Our school holidays were not the relaxed, long, easy days, full of wonderful play opportunities, that I had planned. But one thing my kids always seem to have time for, no matter what we're doing, is drawing. They both absolutely love it and it is something that they do every single day.
I have put together an art cupboard so that whenever the mood takes my two, they are able to open up a cupboard we have in the dining room and set themselves up to do some drawing. The way I've organised things, they don't need my help at all which means they are able to amuse themselves and get themselves busy no matter what I am doing and whether or not I'm able to help them.
This is what one shelf of our art cupboard looks like. I've used different things to hold pencils, textas and crayons. I've tried to choose containers that are bright, colourful and appealing but also containers that allow easy access to materials. The kids can choose colours easily because they're all visible and I have sorted each container so that all the pencils are together, all the textas are together, etc.
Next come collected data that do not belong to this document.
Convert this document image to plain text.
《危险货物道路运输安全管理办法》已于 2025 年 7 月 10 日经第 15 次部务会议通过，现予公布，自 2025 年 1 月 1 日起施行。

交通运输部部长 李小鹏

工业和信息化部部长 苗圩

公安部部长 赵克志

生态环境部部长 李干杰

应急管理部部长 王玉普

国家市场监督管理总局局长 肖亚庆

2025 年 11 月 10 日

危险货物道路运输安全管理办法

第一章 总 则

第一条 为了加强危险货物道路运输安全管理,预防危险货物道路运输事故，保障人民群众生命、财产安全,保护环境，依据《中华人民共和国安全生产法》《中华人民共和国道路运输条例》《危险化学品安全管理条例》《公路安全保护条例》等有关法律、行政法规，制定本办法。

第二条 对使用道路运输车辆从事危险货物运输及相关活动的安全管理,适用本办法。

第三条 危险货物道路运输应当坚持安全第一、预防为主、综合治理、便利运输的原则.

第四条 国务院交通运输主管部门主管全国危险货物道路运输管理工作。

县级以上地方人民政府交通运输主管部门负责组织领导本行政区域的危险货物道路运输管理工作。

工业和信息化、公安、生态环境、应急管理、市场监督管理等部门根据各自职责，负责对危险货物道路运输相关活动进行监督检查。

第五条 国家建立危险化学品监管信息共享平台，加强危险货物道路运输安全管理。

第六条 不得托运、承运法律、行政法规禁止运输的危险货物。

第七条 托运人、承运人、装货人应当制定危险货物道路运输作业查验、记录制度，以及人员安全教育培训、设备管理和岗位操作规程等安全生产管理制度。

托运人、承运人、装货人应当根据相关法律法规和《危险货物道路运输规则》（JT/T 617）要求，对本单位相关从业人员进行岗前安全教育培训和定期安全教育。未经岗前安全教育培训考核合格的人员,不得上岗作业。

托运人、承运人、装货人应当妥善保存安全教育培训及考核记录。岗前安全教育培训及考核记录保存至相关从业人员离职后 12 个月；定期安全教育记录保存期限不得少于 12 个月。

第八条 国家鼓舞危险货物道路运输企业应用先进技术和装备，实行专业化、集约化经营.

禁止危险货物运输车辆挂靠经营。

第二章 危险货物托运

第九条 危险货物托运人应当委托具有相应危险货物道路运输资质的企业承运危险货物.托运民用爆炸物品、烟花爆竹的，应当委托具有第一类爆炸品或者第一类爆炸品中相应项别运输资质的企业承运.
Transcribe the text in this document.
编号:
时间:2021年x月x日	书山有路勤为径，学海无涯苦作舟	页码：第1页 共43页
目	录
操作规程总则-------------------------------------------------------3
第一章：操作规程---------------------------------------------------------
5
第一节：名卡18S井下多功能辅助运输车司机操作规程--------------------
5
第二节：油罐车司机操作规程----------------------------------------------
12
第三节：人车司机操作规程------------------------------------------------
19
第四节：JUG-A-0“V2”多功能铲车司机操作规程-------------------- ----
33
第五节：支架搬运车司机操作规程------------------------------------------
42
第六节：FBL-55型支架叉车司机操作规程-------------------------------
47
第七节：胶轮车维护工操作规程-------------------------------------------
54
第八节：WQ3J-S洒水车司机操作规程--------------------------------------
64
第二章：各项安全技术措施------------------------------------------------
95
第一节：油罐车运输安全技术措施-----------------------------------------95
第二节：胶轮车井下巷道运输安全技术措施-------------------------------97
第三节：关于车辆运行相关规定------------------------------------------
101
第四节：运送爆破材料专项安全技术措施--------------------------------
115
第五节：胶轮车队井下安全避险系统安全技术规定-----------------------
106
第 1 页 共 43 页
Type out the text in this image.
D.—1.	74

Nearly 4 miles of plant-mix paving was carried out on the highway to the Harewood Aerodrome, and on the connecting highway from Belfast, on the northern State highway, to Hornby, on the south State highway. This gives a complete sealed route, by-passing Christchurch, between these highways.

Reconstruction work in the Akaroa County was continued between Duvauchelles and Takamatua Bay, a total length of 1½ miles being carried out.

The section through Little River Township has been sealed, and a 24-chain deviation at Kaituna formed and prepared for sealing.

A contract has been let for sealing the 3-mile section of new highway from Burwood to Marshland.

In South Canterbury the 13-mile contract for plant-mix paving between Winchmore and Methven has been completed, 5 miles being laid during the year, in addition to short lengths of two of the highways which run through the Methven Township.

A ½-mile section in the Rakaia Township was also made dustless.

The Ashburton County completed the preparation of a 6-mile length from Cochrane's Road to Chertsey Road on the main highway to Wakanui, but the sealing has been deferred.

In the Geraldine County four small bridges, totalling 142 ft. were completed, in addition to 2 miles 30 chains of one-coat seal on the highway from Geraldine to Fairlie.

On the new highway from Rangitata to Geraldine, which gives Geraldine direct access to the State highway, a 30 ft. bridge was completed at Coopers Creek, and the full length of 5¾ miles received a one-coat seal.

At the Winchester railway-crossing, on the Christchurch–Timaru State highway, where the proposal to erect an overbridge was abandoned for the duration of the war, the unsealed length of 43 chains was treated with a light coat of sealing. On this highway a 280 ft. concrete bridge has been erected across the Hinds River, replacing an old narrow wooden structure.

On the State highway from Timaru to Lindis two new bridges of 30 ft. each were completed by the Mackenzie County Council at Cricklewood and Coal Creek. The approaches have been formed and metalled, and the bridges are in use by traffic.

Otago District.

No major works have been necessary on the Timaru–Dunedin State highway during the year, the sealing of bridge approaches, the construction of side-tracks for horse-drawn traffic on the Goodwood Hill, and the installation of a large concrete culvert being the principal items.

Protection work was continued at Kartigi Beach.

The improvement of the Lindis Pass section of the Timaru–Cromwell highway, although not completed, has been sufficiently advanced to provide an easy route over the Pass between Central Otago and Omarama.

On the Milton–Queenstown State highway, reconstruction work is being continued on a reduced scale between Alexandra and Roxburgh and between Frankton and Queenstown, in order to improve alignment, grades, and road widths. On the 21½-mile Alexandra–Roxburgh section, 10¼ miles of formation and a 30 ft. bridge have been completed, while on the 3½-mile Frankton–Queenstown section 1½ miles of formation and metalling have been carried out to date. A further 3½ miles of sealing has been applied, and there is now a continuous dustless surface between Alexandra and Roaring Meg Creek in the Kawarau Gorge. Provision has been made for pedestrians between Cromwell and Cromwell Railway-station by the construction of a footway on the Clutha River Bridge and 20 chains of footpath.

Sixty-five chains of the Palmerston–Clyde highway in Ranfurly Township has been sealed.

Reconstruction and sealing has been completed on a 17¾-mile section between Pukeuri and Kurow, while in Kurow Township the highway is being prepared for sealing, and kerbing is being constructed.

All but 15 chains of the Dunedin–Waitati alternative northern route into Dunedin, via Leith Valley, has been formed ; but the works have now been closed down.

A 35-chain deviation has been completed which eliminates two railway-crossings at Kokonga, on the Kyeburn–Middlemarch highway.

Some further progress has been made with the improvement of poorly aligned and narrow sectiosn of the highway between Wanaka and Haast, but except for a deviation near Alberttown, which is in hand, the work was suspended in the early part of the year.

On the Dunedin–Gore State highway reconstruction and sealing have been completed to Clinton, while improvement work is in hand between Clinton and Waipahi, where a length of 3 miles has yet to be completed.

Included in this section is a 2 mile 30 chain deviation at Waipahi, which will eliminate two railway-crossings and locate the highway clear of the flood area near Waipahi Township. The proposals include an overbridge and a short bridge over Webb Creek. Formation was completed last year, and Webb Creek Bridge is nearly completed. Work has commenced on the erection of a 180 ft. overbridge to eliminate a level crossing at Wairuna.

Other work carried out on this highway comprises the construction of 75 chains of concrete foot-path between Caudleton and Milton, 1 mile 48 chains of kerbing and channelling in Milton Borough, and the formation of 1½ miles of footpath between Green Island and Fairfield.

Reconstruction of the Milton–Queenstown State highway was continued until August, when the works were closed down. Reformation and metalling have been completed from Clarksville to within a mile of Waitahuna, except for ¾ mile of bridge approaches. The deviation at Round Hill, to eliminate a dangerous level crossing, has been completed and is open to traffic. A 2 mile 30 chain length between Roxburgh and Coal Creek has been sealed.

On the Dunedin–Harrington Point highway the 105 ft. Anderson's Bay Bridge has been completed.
I've used some document trays to hold the paper. I always try to provide clean, white paper to use because I think drawings look better on nice paper and it encourages the children to take pride in what they are doing. I encourage the recycling of paper by re-using pieces that have already been drawn on for times when the kids are just trying out ideas, scribbling or cutting. You can see there are two trays - the first is for clean paper, the one alongside is for work when it is finished. I try to clean out this tray every couple of weeks. I find my emotional attachment isn't as strong as time goes by, so I wait to sort things through. Then I'll throw away junky pieces of work (or drawings that I have seen over and over again!) and just keep the good ones. The really special pieces I will give away to grandparents or stick into some scrapbooks I keep for each of the children. It's great to look back and see how the kids' drawing has progressed over the years. Mind you, my scrapbooks are nothing fancy, just the cheap paper kind you buy from the supermarket and I stick the pictures in with a trusty old glue stick. I do try to write the date and the year the drawing has been done though.
Ed has just started to draw recognisable faces. He has drawn alongside his sister for around 18 months and up until now he has just scribbled, but he has loved every minute of it. It's amazing how much drawing can entertain a young child even when they are not producing recognisable work. But scribbling is a really important stage that all children go through and I really think it's important to respect this stage and allow lots of opportunity for it. Ed's practice has paid off and here is an example of his fine work!
He is so excited by the fact he can draw faces that I even found him at the table the other day trying to draw his favourite tractor.
The finished product didn't resemble the tractor much at all, but he did manage to draw the three wheels he could see. Seeing him set something like this up for himself really made me appreciate just how complex and involved children's thinking can be sometimes and also how important it is that as parents we give our children the materials and opportunities that allow them to explore their creativity and play out their ideas. If I had his textas and paper locked away where he couldn't access them, there is no way Ed would have been able to do this for himself.
Em has been drawing since she was around 12 months old and her drawings now are really detailed and involved.
She uses the drawing materials in all kinds of ways. She will sit down and do detailed, involved drawings like this, or she will write letters, make invitations for make believe parties she has dreamed up, put together books of her favourite things or use the sticky tape, staplers, glue and stickers we also have in the art cupboard to create whatever her heart desires.
Of course, drawing every day means she constantly works on her fine motor skills, she is always writing, which means she is building her literacy skills and practicing her hand writing, not to mention the imagination and creativity she is developing when putting together her stories and pictures, but I think the biggest impact for Em is the effect her drawing has on her social and emotional abilities. She is always making pictures and letters for her friends and family, drawing with and for friends who are visiting and she also uses drawing to help her make sense of things she is seeing around her. She will draw places she has visited or recreate a scene she has experienced with her loved ones. It's a constant means for her to process what she is experiencing in the world and I think this is probably one of the most important ways drawing helps children develop.